As our certification came up for renewal, I got an email from a woman who had been in the PRIDE classes with us. Here’s part of her email:
I have been meaning to contact you for quite some time. A couple of years ago, we went thought the PRIDE courses together. As you are in a similar situation as my husband and me I wanted to know how everything turned out for you. Did you receive any children? Have you gone thought with adoption? How was your experience with DFPS?
We too were looking to adopt. About a year after we completed everything a sibling group was placed with us. The girls were with us for about 7 months and recently went back to their original foster home. We had fallen for them but they had been thought a lot and needed help and we had found that DFPS just didn’t care to help us help them. As hard as it was to let them go, I know it was the right decision for all parties involved. They really needed more help that we could have provided for them and it took 6 months just to get a psychological test. It is such a long story!
Anyway, we really want to adopt and has closed our case with DFPS but now I’m rethinking. Please, can you share your experience with me? I would appreciate it so much. I just want to know that what happened to us was… abnormal.
This email kind of cemented it for us. We had gone through the hassle and expense (easily around $2000) to get our home up to the required standard to pass the home study, the background checks and the classes. We had jumped through every hoop they had placed in front of us. And we had absolutely nothing to show for it: not so much as a visit with a prospective foster child. And it appeared that even if we managed by some miracle to get custody of a child through the system, we weren’t likely to retain custody for very long.
So we pulled the plug.
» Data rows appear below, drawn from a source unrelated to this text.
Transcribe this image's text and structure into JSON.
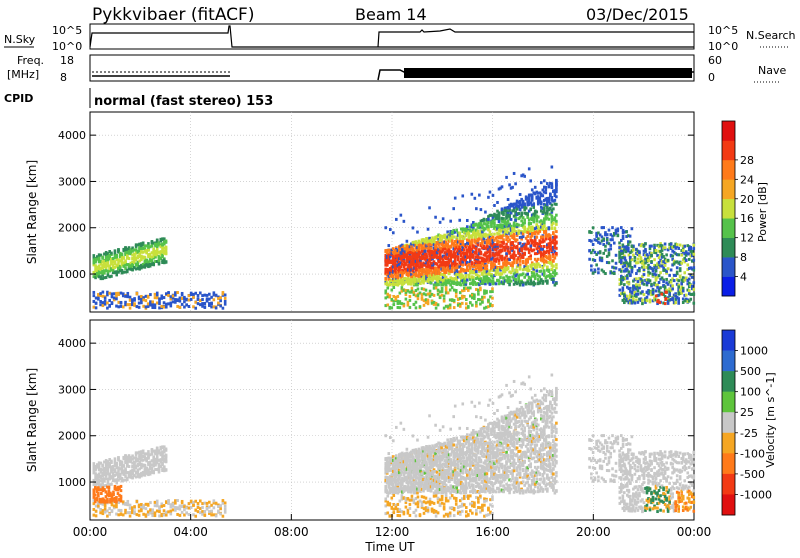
{
  "header": {
    "station": "Pykkvibaer (fitACF)",
    "beam": "Beam 14",
    "date": "03/Dec/2015"
  },
  "status_panels": {
    "nsky_label": "N.Sky",
    "nsearch_label": "N.Search",
    "noise_ticks": [
      "10^5",
      "10^0"
    ],
    "freq_label_1": "Freq.",
    "freq_label_2": "[MHz]",
    "freq_ticks": [
      "18",
      "8"
    ],
    "nave_label": "Nave",
    "nave_ticks": [
      "60",
      "0"
    ],
    "cpid_label": "CPID",
    "cpid_value": "normal (fast stereo) 153"
  },
  "colors": {
    "data_gap": "#ffffff",
    "ground_scatter": "#c8c8c8"
  },
  "chart_data": [
    {
      "type": "heatmap",
      "parameter": "Power",
      "ylabel": "Slant Range [km]",
      "yticks": [
        1000,
        2000,
        3000,
        4000
      ],
      "ylim": [
        180,
        4500
      ],
      "colorbar_label": "Power [dB]",
      "colorbar_ticks": [
        "4",
        "8",
        "12",
        "16",
        "20",
        "24",
        "28"
      ],
      "colorbar_colors": [
        "#0a1ee6",
        "#2a55c9",
        "#2e8b57",
        "#55c24a",
        "#c8e03c",
        "#f5a623",
        "#ff7a1a",
        "#f23a14",
        "#e01010"
      ],
      "grid": true
    },
    {
      "type": "heatmap",
      "parameter": "Velocity",
      "ylabel": "Slant Range [km]",
      "yticks": [
        1000,
        2000,
        3000,
        4000
      ],
      "ylim": [
        180,
        4500
      ],
      "colorbar_label": "Velocity [m s^-1]",
      "colorbar_ticks": [
        "1000",
        "500",
        "100",
        "25",
        "-25",
        "-100",
        "-500",
        "-1000"
      ],
      "colorbar_colors": [
        "#1a3ad6",
        "#2d6bd0",
        "#2e8b57",
        "#5ec43c",
        "#c8c8c8",
        "#f5a623",
        "#ff7a1a",
        "#f23a14",
        "#e01010"
      ],
      "grid": true
    }
  ],
  "time_axis": {
    "ticks": [
      "00:00",
      "04:00",
      "08:00",
      "12:00",
      "16:00",
      "20:00",
      "00:00"
    ],
    "xlabel": "Time UT",
    "xlim_hours": [
      0,
      24
    ]
  }
}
After being left to twist in the wind for two years, we just couldn’t see the point of going back through the hassle of the paperwork, classes and overall red tape to maintain certification for foster children who would never arrive.
Later we were told by a gentleman with many years of experience in the Texas foster system that the Murworth office is an utter waste of time. “I’d sooner get on 610 and drive in circles around Houston all day long than try to get anything done at that office,” he said. But let’s face facts. TDFPS is a state-run bureaucracy, so glacial turnaround and response times are pretty much a given. Besides, I honestly don’t know of a state in the country whose version of DPS isn’t a complete basket case. But whatever they may say publicly, it’s pretty hard to take TDFPS at their word when they claim they need foster parents, and as evidenced by our acquaintance mentioned above, it’s doubly hard to believe that there are resources in place to support them. Something tells me that the most successful foster parents are squeaky wheels – if they don’t get the response they’re looking for, they just keep applying increasing levels of harassment until they do. If you don’t have the wherewithal to be a thorn in the side of the system, you can probably count on being simply ignored or forgotten.
So yes, we know all about foster adoption. We tried and failed miserably.
* While I’m a social conservative, I have a lengthy and distinguished tolerance resume. As mentioned in my bio, I’ve participated in a variety of musical endeavors, so I have lost count of the number of openly gay men I’ve worked with over the years.